The Hon. C.M. SCRIVEN (Minister for Primary Industries and Regional Development, Minister for Forest Industries) (15:16): I thank the honourable member for her question. I have some advice that might be of assistance. I am advised that PIRSA began investigating media reports of a fish kill in the Coorong within hours of determining the location and that officers attended the site on 12 June and observed yelloweye, also known as Coorong mullet, scattered over about seven kilometres of shoreline and largely concentrated in the South Lagoon region.
I am advised that PIRSA officers collected water samples for analysis and have not detected any harmful or toxic algae from that. Environmental parameters were also measured at the site. That included dissolved oxygen, temperature and salinity, and all were found to be within acceptable ranges. A decline in oxygen levels in the South Lagoon region in the days leading up to the fish kill may have contributed to the event.
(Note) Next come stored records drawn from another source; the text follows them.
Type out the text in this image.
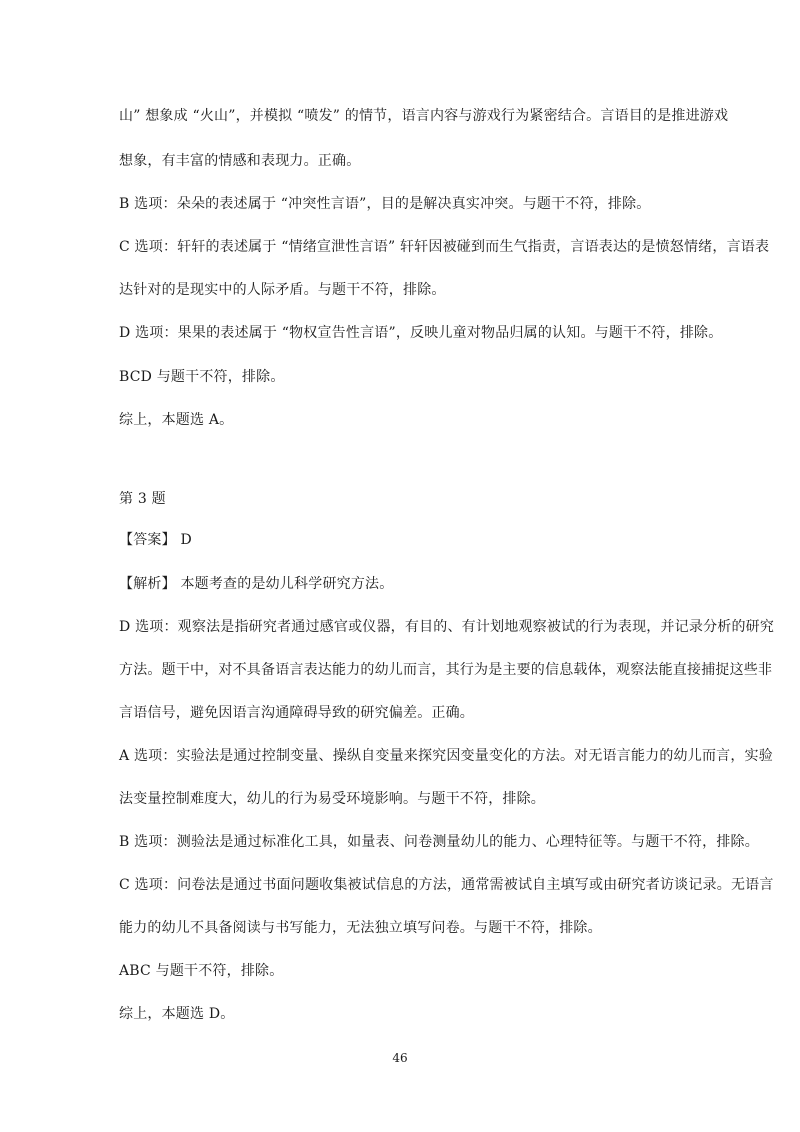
山” 想象成 “火山”，并模拟 “喷发” 的情节，语言内容与游戏行为紧密结合。言语目的是推进游戏
想象，有丰富的情感和表现力。正确。
B 选项：朵朵的表述属于 “冲突性言语”，目的是解决真实冲突。与题干不符，排除。
C 选项：轩轩的表述属于 “情绪宣泄性言语” 轩轩因被碰到而生气指责，言语表达的是愤怒情绪，言语表
达针对的是现实中的人际矛盾。与题干不符，排除。
D 选项：果果的表述属于 “物权宣告性言语”，反映儿童对物品归属的认知。与题干不符，排除。
BCD 与题干不符，排除。
综上，本题选 A。
第 3 题
【答案】 D
【解析】 本题考查的是幼儿科学研究方法。
D 选项：观察法是指研究者通过感官或仪器，有目的、有计划地观察被试的行为表现，并记录分析的研究
方法。题干中，对不具备语言表达能力的幼儿而言，其行为是主要的信息载体，观察法能直接捕捉这些非
言语信号，避免因语言沟通障碍导致的研究偏差。正确。
A 选项：实验法是通过控制变量、操纵自变量来探究因变量变化的方法。对无语言能力的幼儿而言，实验
法变量控制难度大，幼儿的行为易受环境影响。与题干不符，排除。
B 选项：测验法是通过标准化工具，如量表、问卷测量幼儿的能力、心理特征等。与题干不符，排除。
C 选项：问卷法是通过书面问题收集被试信息的方法，通常需被试自主填写或由研究者访谈记录。无语言
能力的幼儿不具备阅读与书写能力，无法独立填写问卷。与题干不符，排除。
ABC 与题干不符，排除。
综上，本题选 D。
46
I am advised that PIRSA has been working with a number of government and non-government stakeholders on this incident, including commercial fishers. I am further advised that no report of the event was received by the Fishwatch hotline, so we emphasise again that it's vitally important that any fish kill event or concerns are reported to the Fishwatch hotline because that enables investigations to occur.
I am concerned by the claims that the honourable member made that this was reported. If the details of that could be provided perhaps we can see why there is a discrepancy there. The records so far show that there was no official report to the Fishwatch hotline.